La teoría general de la relatividad es una teoría que habla de espacio y tiempo, que trata el tiempo como la cuarta dimensión de un continuo espacio-tiempo y describe las relaciones entre espacio, tiempo y materia en una serie de fórmulas. El modo de hacerse una idea de esta descripción del universo, sin esforzarse en pasar por las matemáticas, es imaginarnos que suprimimos dos de las cuatro dimensiones y visualizar el espacio-tiempo como si fuera una lámina de goma bidimensional estirada. El efecto de la presencia de un objeto en el espacio se puede representar imaginando una bola de jugar a los bolos que se coloca en la lámina estirada. La bola ocasionará una deformación haciendo que la lámina presente una abolladura. Si hay unos pequeños objetos que se mueven pasando junto al objeto pesado (canicas que ruedan por la lámina), éstos seguirán trayectorias curvas, debido a la abolladura causada por el objeto pesado. Esta curvatura de sus trayectorias es el proceso que corresponde a la fuerza que denominamos gravedad. En casos extremos, un objeto muy compacto y de gran masa ocasionará un agujero que atravesará la lámina estirada; éste sería un agujero negro, con un campo gravitatorio tan potente que nada, ni siquiera la luz, puede escapar de él.

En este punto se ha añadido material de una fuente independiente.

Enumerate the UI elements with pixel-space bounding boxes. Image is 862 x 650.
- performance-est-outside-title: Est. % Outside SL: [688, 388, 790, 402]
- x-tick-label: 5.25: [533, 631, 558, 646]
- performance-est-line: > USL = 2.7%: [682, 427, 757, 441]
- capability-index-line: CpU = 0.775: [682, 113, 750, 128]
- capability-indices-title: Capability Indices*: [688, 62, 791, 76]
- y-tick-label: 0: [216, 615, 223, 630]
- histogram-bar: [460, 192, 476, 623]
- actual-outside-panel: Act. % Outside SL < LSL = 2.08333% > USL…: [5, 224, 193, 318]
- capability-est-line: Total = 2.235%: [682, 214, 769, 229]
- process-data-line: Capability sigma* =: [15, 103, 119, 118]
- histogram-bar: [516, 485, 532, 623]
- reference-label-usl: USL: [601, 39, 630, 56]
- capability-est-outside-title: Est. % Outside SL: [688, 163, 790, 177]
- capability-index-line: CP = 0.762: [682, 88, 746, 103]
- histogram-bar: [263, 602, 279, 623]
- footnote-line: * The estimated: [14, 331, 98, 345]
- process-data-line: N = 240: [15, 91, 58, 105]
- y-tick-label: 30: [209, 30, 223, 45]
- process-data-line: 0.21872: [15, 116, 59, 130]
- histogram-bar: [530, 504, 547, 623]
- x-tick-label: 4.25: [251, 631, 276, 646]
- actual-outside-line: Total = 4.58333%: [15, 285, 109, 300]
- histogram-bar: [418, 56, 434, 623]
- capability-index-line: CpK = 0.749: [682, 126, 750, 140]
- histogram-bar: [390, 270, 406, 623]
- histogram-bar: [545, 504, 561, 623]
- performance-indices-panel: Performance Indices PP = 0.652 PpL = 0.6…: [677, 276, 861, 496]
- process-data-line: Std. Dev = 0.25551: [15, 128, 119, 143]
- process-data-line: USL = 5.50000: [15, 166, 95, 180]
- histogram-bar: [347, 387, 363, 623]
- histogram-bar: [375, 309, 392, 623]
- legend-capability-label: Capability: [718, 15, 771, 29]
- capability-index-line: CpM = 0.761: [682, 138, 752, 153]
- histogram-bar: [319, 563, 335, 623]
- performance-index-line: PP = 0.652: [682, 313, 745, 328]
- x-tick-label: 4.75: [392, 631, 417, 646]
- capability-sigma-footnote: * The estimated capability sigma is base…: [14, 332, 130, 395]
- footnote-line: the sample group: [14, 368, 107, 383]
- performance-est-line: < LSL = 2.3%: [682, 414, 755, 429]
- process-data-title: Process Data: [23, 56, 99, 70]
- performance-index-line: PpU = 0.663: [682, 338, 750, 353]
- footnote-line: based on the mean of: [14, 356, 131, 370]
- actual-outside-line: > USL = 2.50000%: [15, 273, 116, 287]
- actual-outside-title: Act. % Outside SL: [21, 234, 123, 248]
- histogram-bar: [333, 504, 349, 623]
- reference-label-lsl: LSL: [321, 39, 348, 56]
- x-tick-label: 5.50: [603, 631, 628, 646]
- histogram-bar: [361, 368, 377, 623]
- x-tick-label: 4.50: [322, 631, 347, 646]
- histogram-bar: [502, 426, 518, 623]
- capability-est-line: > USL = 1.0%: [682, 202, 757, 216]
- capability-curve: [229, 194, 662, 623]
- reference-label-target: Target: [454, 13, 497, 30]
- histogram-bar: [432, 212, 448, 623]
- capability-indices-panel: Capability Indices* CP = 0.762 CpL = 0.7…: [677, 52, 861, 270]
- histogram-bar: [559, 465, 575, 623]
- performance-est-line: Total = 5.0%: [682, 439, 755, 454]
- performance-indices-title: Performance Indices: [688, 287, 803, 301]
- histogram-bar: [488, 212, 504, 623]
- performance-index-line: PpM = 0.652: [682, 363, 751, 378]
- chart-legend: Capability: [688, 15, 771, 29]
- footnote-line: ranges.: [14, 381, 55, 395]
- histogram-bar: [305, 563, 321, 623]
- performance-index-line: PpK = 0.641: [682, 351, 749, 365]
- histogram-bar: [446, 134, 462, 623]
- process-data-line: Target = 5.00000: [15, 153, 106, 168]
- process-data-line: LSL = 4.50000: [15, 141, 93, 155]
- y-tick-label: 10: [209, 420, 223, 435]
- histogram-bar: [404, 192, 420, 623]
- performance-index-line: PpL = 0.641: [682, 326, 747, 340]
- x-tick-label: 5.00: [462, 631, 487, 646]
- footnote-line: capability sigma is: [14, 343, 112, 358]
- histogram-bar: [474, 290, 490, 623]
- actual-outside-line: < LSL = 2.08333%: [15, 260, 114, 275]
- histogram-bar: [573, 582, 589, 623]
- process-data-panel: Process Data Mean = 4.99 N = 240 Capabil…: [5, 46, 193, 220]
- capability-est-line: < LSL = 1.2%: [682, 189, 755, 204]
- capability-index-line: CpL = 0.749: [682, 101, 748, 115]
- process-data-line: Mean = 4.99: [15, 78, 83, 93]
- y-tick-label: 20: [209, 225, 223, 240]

La teoría de Einstein es uno de los mayores triunfos de la ciencia y ha sido comprobada de muchas maneras diferentes. Explica cómo la luz de estrellas distantes parece estar doblada cuando pasa por el borde del Sol (un efecto que es visible durante un eclipse solar, cuando la deslumbrante luz del propio Sol queda tapada por la Luna) y cómo los agujeros negros, con unas masas que son millones de veces mayores que la masa del Sol, tragan la materia mientras liberan energía gravitatoria, convirtiéndola en una radiación electromagnética que lanzan al universo desde los centros de algunas galaxias, formando los llamados quásares. En principio, la teoría general describe todo el espacio y todo el tiempo: el universo entero. Naturalmente, Einstein deseaba utilizarla para describir el universo matemáticamente, pero cuando intentó hacerlo, en 1917, se encontró con que las fórmulas no permitían la posibilidad de un universo estático e invariable. Según su magnífica nueva teoría, el espacio-tiempo podía estar expandiéndose, o podía estar contrayéndose, pero no podía permanecer sin variaciones.